Come si è documentato?

"Il primo impatto è stato il libro di monsignor Luciano Gherardi intitolato ‘Le querce di Monte Sole’, dove sono ben decritti questi sacerdoti. Poi abbiamo anche intervistato i figli dei pochi superstiti a quella strage. Questo ci ha consentito di incrociare le testimonianze dirette. E’ vero che il ricordo di queste figure è ancora molto vivo, soprattutto per il fatto che potevano salvarsi. Don Comini quando gli proposero la liberazione disse chiaramente che se veniva liberato lui dovevano essere liberati tutti".

E’ vero che per i testimoni i sacerdoti erano già santi?

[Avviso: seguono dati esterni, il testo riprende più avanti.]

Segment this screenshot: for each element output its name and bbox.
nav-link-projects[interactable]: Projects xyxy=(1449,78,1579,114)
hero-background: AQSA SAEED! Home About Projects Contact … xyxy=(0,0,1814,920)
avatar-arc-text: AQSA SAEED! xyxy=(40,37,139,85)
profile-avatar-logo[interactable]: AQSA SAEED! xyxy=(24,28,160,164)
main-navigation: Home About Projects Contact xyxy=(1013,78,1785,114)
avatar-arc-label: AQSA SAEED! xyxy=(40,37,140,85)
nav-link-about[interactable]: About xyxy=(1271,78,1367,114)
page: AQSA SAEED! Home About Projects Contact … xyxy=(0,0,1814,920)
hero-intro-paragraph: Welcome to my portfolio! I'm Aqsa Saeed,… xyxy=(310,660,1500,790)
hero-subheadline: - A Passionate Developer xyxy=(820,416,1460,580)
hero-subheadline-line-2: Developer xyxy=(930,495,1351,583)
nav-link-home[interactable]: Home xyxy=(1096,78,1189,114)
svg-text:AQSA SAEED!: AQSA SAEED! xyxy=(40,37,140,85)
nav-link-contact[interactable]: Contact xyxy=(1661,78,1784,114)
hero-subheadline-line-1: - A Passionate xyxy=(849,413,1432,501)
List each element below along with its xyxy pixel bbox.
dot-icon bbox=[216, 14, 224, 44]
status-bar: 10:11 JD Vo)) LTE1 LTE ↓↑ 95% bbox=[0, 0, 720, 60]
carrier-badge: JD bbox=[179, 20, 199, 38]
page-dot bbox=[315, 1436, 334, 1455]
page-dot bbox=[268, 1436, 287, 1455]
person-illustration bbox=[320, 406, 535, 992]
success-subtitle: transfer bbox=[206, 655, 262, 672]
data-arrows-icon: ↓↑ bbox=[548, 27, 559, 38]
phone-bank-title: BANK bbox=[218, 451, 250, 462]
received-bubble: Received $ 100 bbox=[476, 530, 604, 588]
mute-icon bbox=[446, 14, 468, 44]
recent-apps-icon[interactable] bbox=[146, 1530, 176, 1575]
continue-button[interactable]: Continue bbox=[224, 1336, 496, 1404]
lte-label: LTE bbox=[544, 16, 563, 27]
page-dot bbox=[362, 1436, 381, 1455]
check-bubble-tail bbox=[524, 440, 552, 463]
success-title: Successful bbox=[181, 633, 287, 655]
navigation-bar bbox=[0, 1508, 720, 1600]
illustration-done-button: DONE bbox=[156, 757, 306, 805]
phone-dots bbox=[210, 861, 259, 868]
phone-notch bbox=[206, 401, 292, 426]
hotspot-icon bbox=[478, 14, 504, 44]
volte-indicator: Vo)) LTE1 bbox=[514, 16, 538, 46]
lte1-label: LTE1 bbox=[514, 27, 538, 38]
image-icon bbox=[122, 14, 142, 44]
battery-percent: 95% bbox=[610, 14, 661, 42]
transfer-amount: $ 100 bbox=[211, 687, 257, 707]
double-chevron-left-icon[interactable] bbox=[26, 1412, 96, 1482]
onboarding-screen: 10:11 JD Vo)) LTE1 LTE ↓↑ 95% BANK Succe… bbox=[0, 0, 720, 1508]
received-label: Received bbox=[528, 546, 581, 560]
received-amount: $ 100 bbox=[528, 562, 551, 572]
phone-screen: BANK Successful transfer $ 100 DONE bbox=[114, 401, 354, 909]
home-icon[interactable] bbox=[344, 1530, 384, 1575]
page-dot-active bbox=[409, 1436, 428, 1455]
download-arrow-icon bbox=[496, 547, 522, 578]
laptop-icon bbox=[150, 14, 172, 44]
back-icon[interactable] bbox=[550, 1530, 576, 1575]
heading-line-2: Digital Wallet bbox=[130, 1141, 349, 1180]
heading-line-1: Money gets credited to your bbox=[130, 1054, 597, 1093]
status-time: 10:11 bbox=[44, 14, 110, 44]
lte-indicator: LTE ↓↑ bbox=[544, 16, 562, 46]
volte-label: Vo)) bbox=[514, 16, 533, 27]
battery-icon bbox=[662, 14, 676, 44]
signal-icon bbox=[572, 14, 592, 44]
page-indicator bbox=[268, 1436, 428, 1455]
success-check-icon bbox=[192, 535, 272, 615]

"Difficile rispondere a questa domanda perché il ricordo è legato a un momento molto doloroso e difficile da superare. Sono state sicuramente persone coerenti con la propria fede e con la propria vocazione sacerdotale. Hanno avuto la coerenza di avere un atteggiamento di amore incondizionato verso l’altro al di là di tutte le difficoltà. Sono stati davvero dei pastori che si sono presi cura del loro gregge e questo ci dice anche che ci sono tanti santi che non conosciamo e che non riceveranno questo riconoscimento".

Un esempio da seguire.

"Questo è uno stimolo per noi e significa che tutti noi possiamo essere come don Fornasini se ne seguiamo l’esempio, il che significa applicare la nonviolenza e preoccuparsi prima degli altri e poi di noi stessi".

La protagonista Martina, secondo lei, sarebbe contenta per questa beatificazione?

"Sicuramente si. Martina è un personaggio che raccoglie tutti quei bambini che sono sopravvissuti e con il suo silenzio dà voce a quelli che sono stati uccisi. Tutte le testimonianze che abbiamo sentito ci dicono che questi sacerdoti avevano un animo profondamente buono, accogliente e comunque positivo. Questo riconoscimento da parte della Chiesa arriva in ritardo rispetto a quella medaglia al valor militare che don Fornasini ricevette, ma è la testimonianza che il bene fatto non viene mai dimenticato".

Si è fatto una idea di come sia stata possibile quella strage?

"Credo che non ci sia una ragione. Gli stessi superstiti o i loro figli non se lo spiegano. Normalmente i civili venivano rastrellati e poi trasportati in luoghi di prigionia dove dopo un paio di giorni venivano liberati. A Monte Sole questo non accadde e il ‘come mai’ probabilmente non lo sapremo mai".